Kultur

„Wenn möglich, bitte umkehren“

von Matthias Dohmen · 3. Juli 2013

Fünf international bekannte Ökonomen – zwei US-Amerikaner, ein Japaner, eine indische Wirtschaftswissenschaftlerin und der Deutsche Heiner Flassbeck – legen ein Manifest vor, das sich die Verantwortlichen der EU, der USA und weiterer G-20-Mitglieder gründlich anschauen sollten. Ihr Befund: Weiterwursteln wie bisher führt irgendwann in die Katastrophe. Und: „Nur vollständig neues Denken ... kann die Wende bringen.“

Nationalökonomen und Politiker fahren derzeit auf Sicht. Nicht auf ewige Zeiten kann gut gehen, dass „große Teile der herrschenden Lehre in den Wirtschaftswissenschaften mit Modellen arbeiten, die von einem deterministischen Weltbild ausgehen, also unterstellen, die Geschichte sei im Grunde genommen vorgegeben und wir könnten nur noch an ganz kleinen Rädchen drehen, um die Dinge besser ins Lot zu bringen“, meint Paul Davidson, Emeritus an der Universität von Tennessee.

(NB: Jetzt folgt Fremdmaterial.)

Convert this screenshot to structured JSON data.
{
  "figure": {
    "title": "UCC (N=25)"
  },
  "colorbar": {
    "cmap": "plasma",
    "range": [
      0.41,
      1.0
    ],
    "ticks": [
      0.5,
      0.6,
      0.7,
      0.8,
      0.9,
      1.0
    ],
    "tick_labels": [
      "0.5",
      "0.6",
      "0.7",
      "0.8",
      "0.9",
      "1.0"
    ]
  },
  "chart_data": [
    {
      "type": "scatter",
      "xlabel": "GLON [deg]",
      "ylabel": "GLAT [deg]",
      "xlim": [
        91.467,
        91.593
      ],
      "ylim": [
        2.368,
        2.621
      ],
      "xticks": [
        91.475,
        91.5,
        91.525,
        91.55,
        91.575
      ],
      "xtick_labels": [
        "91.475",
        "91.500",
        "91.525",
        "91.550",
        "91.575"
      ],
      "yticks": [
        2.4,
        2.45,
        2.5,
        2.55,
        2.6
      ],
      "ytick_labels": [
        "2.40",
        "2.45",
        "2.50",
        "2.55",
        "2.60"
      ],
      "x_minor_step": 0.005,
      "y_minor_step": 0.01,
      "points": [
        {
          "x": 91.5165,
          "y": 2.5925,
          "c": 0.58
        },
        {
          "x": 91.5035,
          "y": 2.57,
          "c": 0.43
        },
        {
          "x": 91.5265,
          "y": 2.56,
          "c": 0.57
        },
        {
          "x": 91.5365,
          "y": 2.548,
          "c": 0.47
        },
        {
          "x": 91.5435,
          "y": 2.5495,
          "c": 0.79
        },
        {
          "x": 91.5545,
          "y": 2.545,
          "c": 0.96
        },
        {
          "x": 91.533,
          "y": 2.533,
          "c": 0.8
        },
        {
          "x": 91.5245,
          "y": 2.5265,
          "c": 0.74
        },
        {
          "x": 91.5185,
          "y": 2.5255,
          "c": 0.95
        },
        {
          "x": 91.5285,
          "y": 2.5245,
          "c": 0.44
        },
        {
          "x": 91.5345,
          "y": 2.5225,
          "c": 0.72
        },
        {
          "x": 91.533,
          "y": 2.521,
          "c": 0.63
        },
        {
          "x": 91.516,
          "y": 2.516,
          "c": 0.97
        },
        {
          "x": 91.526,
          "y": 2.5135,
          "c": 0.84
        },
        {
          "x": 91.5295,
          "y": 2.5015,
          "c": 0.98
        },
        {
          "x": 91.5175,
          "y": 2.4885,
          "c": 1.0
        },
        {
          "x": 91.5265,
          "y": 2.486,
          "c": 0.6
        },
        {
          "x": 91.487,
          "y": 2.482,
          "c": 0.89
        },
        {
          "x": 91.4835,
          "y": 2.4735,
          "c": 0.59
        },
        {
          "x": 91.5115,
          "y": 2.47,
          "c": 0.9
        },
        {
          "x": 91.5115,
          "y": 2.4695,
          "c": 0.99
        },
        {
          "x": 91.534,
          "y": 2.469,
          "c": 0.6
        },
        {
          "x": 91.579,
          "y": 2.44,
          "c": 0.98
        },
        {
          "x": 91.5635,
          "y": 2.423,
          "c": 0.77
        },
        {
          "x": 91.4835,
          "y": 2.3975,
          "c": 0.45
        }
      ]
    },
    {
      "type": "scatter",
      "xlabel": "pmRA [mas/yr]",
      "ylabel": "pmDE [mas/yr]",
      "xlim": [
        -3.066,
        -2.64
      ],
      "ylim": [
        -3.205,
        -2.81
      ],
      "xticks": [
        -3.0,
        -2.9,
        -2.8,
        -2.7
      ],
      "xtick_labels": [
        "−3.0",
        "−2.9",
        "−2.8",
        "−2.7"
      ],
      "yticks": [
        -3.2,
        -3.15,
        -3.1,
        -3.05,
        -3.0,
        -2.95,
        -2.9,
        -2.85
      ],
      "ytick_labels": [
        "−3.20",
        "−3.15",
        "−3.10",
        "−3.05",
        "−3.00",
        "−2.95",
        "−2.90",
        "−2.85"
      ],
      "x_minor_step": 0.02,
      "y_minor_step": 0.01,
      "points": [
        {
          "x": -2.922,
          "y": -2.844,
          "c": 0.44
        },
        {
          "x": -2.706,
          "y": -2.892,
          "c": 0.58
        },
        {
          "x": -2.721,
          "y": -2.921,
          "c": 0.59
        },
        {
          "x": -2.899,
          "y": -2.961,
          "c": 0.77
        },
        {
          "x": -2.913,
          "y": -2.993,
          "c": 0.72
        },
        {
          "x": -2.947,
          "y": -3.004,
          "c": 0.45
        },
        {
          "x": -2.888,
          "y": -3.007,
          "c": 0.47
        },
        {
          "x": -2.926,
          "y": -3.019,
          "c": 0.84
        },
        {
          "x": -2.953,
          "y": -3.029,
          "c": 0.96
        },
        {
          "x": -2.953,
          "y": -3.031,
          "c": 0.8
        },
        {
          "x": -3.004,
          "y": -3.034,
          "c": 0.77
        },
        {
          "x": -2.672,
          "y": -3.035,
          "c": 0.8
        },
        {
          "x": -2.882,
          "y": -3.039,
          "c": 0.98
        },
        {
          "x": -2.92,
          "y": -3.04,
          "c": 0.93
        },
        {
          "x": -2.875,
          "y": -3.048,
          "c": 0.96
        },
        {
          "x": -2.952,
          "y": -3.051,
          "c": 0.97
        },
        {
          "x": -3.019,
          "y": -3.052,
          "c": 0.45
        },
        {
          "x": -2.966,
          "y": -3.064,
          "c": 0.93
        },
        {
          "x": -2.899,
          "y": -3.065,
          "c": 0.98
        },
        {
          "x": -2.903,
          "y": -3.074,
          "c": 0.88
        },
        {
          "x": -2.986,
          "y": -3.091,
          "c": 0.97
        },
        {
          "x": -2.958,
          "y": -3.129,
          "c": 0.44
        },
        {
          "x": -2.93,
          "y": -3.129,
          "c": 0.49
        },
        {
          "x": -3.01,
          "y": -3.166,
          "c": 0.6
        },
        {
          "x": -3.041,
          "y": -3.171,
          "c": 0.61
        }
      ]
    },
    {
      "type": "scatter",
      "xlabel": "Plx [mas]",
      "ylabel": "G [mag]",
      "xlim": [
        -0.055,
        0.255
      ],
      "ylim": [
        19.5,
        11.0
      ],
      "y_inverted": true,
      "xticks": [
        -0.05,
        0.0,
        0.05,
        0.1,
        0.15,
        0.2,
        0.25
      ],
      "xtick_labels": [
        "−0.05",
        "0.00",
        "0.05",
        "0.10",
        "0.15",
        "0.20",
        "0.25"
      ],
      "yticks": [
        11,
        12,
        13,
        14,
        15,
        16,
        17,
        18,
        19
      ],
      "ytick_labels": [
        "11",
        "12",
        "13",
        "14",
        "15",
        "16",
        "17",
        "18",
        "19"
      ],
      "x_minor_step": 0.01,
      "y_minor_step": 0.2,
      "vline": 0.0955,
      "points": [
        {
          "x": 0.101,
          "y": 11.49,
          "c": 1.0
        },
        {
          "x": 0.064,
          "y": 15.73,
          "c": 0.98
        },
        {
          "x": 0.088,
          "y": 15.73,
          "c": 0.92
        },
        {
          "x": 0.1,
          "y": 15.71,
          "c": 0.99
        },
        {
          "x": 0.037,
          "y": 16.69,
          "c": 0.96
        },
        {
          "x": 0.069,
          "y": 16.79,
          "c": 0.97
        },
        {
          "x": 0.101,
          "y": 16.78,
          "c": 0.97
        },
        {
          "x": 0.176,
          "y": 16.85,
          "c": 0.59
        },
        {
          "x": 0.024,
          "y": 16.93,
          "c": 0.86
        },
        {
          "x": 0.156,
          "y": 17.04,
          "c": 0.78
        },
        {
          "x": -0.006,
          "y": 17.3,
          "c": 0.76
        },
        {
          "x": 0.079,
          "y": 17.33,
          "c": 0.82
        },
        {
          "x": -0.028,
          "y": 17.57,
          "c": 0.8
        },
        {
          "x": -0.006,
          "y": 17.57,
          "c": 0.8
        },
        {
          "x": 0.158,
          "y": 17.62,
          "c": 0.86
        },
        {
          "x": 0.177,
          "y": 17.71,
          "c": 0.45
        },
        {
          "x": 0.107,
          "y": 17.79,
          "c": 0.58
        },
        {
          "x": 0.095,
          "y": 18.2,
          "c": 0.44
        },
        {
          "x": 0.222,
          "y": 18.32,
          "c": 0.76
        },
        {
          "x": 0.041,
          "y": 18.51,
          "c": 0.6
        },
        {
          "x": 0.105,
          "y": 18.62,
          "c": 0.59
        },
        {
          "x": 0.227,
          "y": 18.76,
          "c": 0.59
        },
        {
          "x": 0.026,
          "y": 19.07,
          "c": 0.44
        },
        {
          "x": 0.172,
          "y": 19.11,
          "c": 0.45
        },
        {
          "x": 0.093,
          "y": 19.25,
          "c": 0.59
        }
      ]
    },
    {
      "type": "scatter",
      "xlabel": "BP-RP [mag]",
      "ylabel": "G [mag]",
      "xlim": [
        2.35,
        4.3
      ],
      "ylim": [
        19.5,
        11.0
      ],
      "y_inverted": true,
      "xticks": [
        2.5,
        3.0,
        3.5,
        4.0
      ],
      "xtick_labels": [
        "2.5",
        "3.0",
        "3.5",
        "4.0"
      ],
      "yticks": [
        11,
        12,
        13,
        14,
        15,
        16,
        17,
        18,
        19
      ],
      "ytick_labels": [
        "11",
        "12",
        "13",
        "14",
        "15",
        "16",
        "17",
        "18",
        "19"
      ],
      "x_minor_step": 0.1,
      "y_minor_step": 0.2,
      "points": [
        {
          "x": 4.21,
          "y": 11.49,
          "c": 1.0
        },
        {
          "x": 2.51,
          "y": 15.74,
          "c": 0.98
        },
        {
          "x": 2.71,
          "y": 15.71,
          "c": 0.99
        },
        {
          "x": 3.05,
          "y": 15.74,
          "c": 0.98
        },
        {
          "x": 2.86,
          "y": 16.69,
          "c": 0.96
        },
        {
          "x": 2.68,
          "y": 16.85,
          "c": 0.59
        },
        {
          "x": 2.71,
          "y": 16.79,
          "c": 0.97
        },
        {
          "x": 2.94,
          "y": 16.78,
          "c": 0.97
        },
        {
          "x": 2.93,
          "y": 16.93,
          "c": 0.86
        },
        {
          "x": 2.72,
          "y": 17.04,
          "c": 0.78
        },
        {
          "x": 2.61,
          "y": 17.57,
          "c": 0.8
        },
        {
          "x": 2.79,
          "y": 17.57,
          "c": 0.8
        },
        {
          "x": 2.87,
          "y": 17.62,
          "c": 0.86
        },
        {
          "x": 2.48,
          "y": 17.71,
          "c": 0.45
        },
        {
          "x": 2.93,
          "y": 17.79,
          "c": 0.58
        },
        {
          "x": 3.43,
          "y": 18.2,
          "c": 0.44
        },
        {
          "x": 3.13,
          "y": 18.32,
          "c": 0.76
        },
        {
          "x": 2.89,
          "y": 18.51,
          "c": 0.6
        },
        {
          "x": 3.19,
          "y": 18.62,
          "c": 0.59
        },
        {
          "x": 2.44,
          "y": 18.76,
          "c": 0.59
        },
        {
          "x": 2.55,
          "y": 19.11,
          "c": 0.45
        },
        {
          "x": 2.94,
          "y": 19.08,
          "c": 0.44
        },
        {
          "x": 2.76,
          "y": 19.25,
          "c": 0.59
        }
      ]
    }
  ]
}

Erinnerungen an die 20er- und 30er-Jahre des letzten Jahrhunderts

Wie lernfähig aber sind die Frauen und Männer auf der Brücke? Predigen sie uns nicht Tag für Tag das „Weiter so“? Schon einmal, in den 1920er-Jahren, also vor der großen Weltwirtschaftskrise, der furchtbaren Massenarbeitslosigkeit und einer grenzenloser Verarmung, glaubte man, „je schrankenloser der Kapitalismus sei, um so besser würde er funktionieren“.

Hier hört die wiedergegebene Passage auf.